As a Pastor I have at times felt and heard the expectation from others, why aren’t your children more well-behaved, as if a Pastor’s kids should be perfect, all the time. Now people don’t say it in so many words, but there is that pressure to have good, presentable children, as if the standard is immediate results rather than a changed heart.
Reb Bradley, in his post on Homeschool Blindspots, discusses the fallacy of emphasizing outward form.
Preoccupation with results often leads to emphasis on outward form. When we are preoccupied with achieving results it is natural to admire the results others seem to have achieved with their children. We like the way the pastor’s kids sit reverently in the front pew and take notes of their father’s sermon, so we go home and begin to teach our children to sit reverently and to take notes. What we don’t know is that the pastor’s kids conduct themselves with reverence and attentiveness not because he “cleaned the outside of the cup” and simply drilled them to do so — he lived a genuine love for Jesus that was contagious, and watched as the fruit was born (Matt 23:26). Parents are destined for disappointment when they admire fruit in others and seek to emulate merely that expression of fruit in their own children. Fruit is born from the inside — not applied to the outside.

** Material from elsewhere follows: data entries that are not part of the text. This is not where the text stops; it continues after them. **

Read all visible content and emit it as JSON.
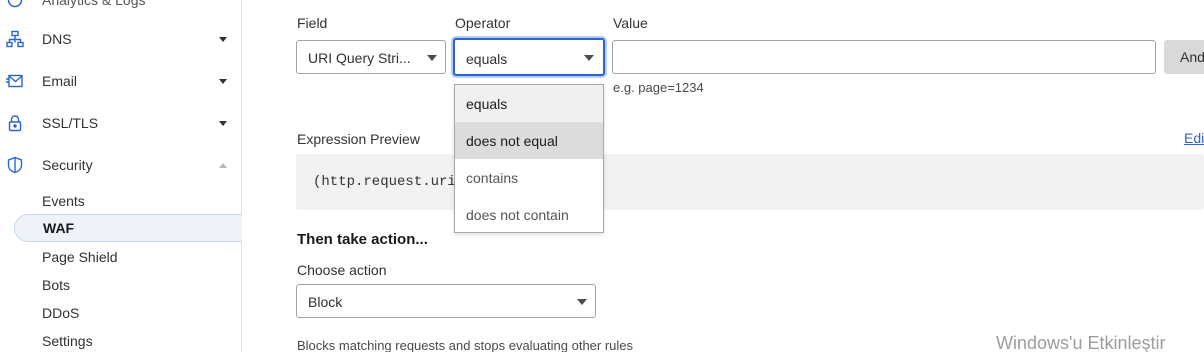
{
  "sidebar": {
    "top_partial": "Analytics & Logs",
    "items": [
      {
        "label": "DNS",
        "icon": "network-icon"
      },
      {
        "label": "Email",
        "icon": "email-icon"
      },
      {
        "label": "SSL/TLS",
        "icon": "lock-icon"
      },
      {
        "label": "Security",
        "icon": "shield-icon"
      }
    ],
    "security_subitems": [
      "Events",
      "WAF",
      "Page Shield",
      "Bots",
      "DDoS",
      "Settings"
    ],
    "active_subitem": "WAF"
  },
  "rule": {
    "field_label": "Field",
    "field_value": "URI Query Stri...",
    "operator_label": "Operator",
    "operator_value": "equals",
    "value_label": "Value",
    "value_input": "",
    "value_hint": "e.g. page=1234",
    "and_button": "And",
    "operator_options": [
      "equals",
      "does not equal",
      "contains",
      "does not contain"
    ],
    "operator_selected_index": 0,
    "operator_hovered_index": 1
  },
  "preview": {
    "label": "Expression Preview",
    "code": "(http.request.uri",
    "edit_link": "Edit"
  },
  "action": {
    "heading": "Then take action...",
    "choose_label": "Choose action",
    "choose_value": "Block",
    "description": "Blocks matching requests and stops evaluating other rules"
  },
  "watermark": "Windows'u Etkinleştir",
  "colors": {
    "accent": "#2a64d0",
    "focus_ring": "#b9cdf3",
    "active_nav_bg": "#eef3fb"
  }
}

Paul David Tripp calls this “apple-nailing.” We want good fruit, but instead of cultivating that good fruit through lifelong shepherding and caring for our child’s heart, we nail good apples onto a bad apple tree by forcing outward change without the inward heart motivation of a love for God. The short term result might be presentable children, but long term we are only painting the outside to look good while inside there is nothing but dead man’s bones (see Matthew 23:27).

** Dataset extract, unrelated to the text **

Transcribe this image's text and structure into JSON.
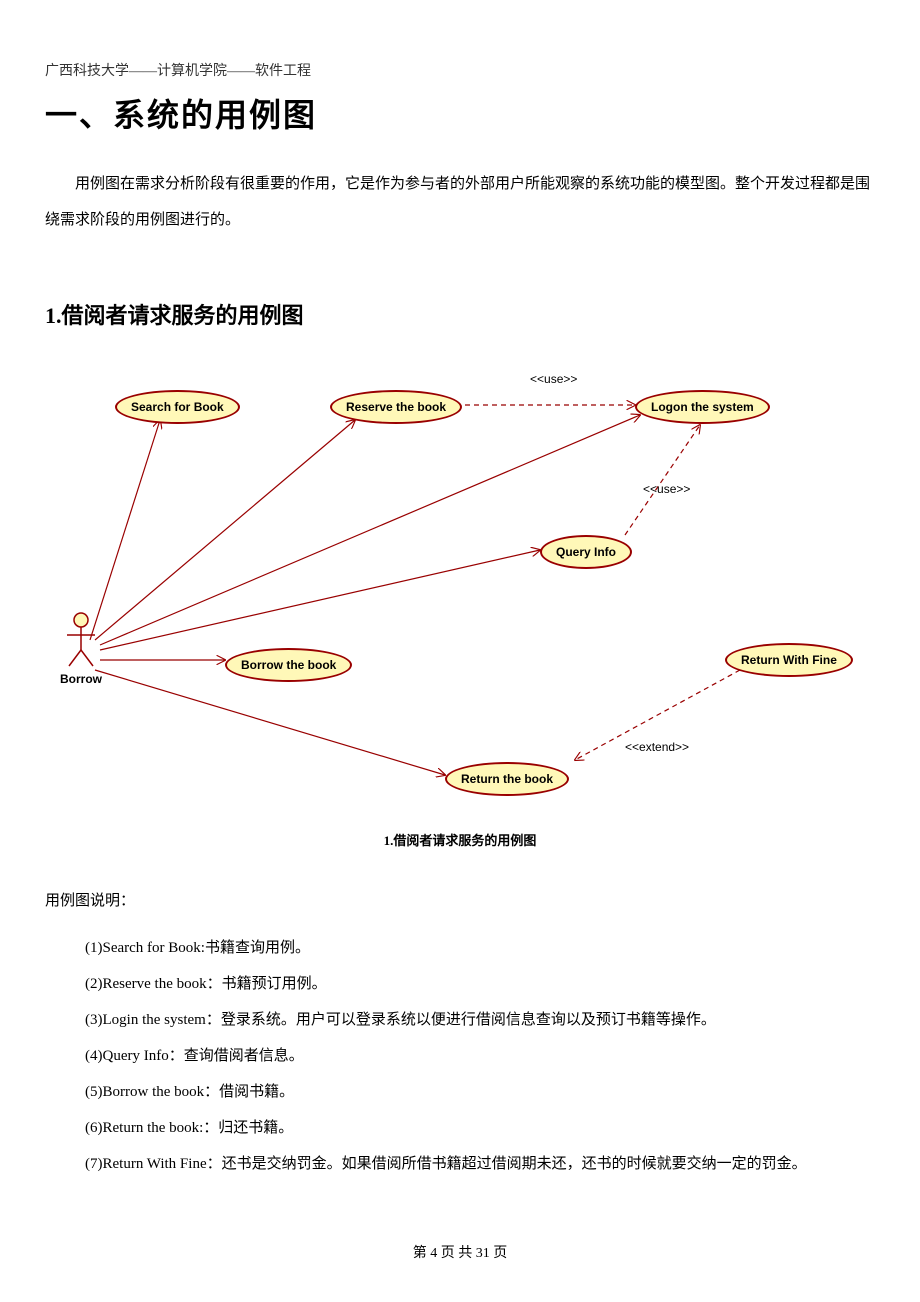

Bradley I think strikes a nerve with many when he touches on a hot button issue, modesty.
I find it fascinating that in the gospels there is not one mention of Jesus coming against immodesty, even though among his followers were prostitutes and the like. Jesus emphasized cleaning up the inside while the Pharisees were the ones preoccupied with cleaning up the outside. We must ask ourselves: Which are we more like – Jesus or the Pharisees? Even now do we justify ourselves, insisting we emphasize cleaning up both the inside and the outside?

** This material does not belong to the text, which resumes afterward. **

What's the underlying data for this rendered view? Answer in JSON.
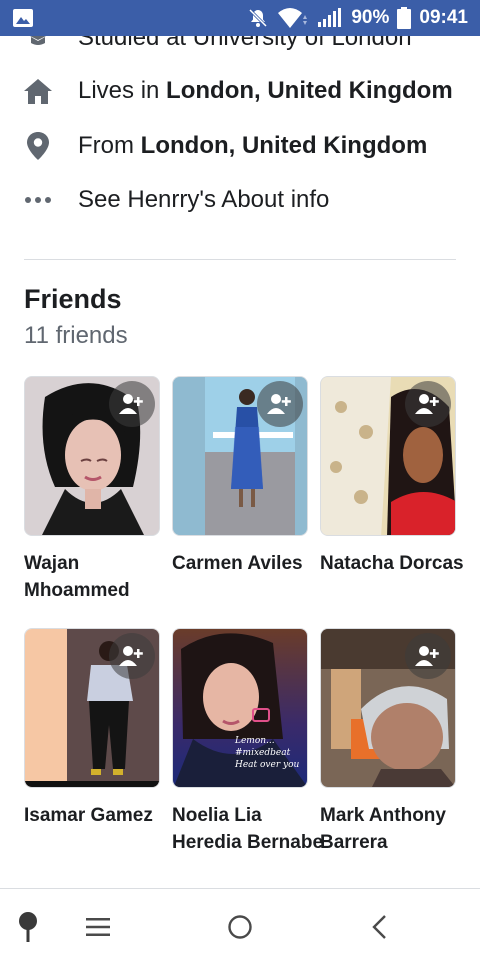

I know that some react strongly to these assertions, so let me emphasize that I do want my wife and daughters to adorn themselves modestly. God did address it once in the New Testament (1Tim 2:9), but we must ask ourselves, is it possible that we have elevated modesty, or other issues of outward form, higher than Jesus did? If he only mentioned modesty once in the epistles and never mentioned it in his earthly ministry, but instead emphasized the importance of a changed heart bearing outward fruit, should we not follow his example and concentrate on reaching our children’s hearts?
Don’t get caught up in the fallacy of outward form without inward heart change. God is the final judge, and he judges the heart, so don’t elevate other’s perceptions above what God is doing on the inside.